Study: Journalists Donate Overwhelmingly to Democrats

MSNBC took a look at 144 journalists who donated political contributions from 2004 to the start of the 2008 campaign:

...according to the public records of the Federal Election Commission. Most of the newsroom checkbooks leaned to the left: 125 journalists gave to Democrats and liberal causes. Only 17 gave to Republicans. Two gave to both parties.The donors include CNN's Guy Raz, now covering the Pentagon for NPR, who gave to Kerry the same month he was embedded with U.S. troops in Iraq; New Yorker war correspondent George Packer; a producer for Bill O'Reilly at Fox; MSNBC TV host Joe Scarborough; political writers at Vanity Fair; the editor of The Wall Street Journal's weekend edition; local TV anchors in Washington, Minneapolis, Memphis and Wichita; the ethics columnist at The New York Times; and even MTV's former presidential campaign correspondent.

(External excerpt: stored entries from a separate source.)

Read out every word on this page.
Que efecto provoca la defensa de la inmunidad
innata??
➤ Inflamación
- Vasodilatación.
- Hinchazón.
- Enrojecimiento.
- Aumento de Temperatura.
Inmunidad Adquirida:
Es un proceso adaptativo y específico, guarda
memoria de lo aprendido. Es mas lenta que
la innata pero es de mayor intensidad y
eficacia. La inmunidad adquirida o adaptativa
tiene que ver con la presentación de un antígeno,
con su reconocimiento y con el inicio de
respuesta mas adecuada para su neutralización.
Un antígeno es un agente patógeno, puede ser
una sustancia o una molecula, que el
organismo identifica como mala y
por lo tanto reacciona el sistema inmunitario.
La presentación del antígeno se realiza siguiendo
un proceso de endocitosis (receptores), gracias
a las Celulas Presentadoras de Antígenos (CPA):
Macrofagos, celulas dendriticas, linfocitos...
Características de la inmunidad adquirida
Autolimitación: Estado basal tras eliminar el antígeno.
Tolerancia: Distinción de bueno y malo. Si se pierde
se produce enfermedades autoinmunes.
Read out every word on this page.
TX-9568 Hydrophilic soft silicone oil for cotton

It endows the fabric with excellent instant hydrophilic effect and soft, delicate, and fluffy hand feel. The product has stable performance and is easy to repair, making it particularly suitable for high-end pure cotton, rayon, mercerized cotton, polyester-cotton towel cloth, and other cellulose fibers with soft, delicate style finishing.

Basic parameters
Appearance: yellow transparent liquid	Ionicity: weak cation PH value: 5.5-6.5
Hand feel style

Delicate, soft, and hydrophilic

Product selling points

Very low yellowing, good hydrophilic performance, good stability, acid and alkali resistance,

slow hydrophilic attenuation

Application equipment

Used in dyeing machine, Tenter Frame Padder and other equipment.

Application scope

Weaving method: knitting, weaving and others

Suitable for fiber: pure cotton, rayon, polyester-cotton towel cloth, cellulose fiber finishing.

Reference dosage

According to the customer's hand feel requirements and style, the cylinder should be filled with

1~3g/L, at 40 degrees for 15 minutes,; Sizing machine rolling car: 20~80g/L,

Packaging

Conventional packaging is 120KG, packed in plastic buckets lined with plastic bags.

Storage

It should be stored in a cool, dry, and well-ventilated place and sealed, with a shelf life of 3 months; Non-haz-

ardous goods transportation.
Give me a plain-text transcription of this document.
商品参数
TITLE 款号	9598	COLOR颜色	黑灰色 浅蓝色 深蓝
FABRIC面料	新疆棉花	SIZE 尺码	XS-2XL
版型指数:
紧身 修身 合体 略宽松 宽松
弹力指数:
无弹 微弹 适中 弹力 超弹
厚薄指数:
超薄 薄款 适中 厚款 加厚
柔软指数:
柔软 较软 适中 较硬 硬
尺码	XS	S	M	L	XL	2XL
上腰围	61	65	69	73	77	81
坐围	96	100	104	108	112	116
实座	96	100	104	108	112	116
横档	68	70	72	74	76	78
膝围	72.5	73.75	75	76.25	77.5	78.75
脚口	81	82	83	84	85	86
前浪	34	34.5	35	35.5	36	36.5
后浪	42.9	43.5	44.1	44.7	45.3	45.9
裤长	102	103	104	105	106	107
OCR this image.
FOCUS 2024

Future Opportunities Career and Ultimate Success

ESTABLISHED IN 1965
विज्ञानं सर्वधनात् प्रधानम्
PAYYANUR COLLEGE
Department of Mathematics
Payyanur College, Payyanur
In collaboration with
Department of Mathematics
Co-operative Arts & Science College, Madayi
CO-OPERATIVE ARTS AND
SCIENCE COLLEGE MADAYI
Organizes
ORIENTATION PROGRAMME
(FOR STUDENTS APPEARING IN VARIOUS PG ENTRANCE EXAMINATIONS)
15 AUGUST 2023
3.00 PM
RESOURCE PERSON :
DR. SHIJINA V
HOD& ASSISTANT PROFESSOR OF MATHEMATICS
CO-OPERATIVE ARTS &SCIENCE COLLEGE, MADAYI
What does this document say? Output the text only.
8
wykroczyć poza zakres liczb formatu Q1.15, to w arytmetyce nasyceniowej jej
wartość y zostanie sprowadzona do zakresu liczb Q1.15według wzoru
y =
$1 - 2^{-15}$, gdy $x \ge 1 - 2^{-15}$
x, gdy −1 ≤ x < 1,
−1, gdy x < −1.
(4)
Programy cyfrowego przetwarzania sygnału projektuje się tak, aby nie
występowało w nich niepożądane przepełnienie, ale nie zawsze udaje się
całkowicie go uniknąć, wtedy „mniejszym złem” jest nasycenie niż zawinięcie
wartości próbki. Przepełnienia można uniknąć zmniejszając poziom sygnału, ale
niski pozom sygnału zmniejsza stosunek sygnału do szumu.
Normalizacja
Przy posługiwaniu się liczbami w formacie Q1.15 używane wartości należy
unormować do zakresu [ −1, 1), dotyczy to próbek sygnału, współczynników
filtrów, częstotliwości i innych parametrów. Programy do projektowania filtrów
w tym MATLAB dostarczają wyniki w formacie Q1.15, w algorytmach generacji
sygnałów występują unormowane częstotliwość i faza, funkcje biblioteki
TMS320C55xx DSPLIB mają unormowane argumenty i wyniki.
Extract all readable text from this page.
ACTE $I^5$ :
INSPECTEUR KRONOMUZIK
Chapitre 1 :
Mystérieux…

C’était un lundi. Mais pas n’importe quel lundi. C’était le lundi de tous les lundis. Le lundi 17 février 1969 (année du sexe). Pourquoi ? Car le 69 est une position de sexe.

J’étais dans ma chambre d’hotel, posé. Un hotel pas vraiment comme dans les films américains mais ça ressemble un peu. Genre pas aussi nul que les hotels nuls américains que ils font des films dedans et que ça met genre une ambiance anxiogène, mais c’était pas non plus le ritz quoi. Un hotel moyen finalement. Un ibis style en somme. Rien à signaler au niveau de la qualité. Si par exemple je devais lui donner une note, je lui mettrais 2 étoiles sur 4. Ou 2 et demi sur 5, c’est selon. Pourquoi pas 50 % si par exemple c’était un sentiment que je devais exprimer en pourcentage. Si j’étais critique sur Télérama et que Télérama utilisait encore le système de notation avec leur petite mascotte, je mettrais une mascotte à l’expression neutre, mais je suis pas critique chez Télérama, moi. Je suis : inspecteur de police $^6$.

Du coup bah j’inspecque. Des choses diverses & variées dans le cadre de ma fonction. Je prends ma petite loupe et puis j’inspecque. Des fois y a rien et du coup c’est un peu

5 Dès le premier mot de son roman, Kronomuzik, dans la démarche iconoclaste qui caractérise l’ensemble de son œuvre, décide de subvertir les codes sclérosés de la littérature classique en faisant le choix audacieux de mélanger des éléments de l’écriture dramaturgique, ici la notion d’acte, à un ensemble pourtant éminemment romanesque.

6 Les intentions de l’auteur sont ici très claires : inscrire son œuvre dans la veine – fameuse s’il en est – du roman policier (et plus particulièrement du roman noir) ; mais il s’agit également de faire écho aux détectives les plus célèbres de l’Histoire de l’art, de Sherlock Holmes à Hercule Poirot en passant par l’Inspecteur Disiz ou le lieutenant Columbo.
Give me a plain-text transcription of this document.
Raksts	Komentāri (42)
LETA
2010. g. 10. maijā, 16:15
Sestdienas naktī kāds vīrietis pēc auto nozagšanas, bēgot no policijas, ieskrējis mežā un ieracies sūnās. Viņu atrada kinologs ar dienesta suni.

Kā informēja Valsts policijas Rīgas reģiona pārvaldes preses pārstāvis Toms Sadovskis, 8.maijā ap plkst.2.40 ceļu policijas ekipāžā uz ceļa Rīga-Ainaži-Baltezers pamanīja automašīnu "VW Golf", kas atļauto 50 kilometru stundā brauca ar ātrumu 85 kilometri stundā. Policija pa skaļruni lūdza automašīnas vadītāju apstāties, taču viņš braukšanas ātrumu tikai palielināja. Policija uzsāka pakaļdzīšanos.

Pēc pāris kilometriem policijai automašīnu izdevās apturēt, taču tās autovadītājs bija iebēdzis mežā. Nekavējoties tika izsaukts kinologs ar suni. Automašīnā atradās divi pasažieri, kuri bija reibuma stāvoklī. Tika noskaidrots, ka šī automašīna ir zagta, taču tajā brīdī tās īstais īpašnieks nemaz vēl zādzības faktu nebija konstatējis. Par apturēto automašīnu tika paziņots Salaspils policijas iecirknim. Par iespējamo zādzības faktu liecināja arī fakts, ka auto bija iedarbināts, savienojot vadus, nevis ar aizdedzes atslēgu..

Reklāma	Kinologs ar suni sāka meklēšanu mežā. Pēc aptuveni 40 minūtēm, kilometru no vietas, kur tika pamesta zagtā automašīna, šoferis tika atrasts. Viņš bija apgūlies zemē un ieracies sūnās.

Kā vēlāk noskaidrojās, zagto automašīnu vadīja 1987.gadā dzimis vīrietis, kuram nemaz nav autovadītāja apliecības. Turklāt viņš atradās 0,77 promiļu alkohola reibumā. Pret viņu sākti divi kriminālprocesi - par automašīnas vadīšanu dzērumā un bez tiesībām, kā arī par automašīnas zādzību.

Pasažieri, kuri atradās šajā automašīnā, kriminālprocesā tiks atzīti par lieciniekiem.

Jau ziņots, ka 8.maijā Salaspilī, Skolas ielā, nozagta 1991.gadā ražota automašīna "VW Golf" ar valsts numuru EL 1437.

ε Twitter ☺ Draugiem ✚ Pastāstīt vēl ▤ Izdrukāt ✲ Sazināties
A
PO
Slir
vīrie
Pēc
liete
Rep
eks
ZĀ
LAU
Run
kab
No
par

That number can be rounded off to 87% of those journalists on the list giving to causes and politicians on the left side of the aisle. The article cites that 72% of Americans believe that news organizations have a tendency to favor one side. And as of this posting: 42% of respondents to a live poll linked at the end of the article do not believe journalists should make political contributions, while 38% think it's okay only if the journalists disclose the donations to their audiences. A mere 20% believe it's okay for them to make those donations as private citizens. (This number will likely change throughout the day.)This bit jumped out at me:

Besides, there's the magazine's famously rigorous editing. The last bulwark against bias’s slipping into The New Yorker is the copy department, whose chief editor, Ann Goldstein, gave $500 in October to MoveOn.org, which campaigns for Democrats and against President Bush. "That's just me as a private citizen," she said. As for whether donations are allowed, Goldstein said she hadn't considered it. "I've never thought of myself as working for a news organization."

Emphasis mine. I wonder if Seymour Hersh, one of The New Yorker's most celebrated contributors, would agree with that assessment?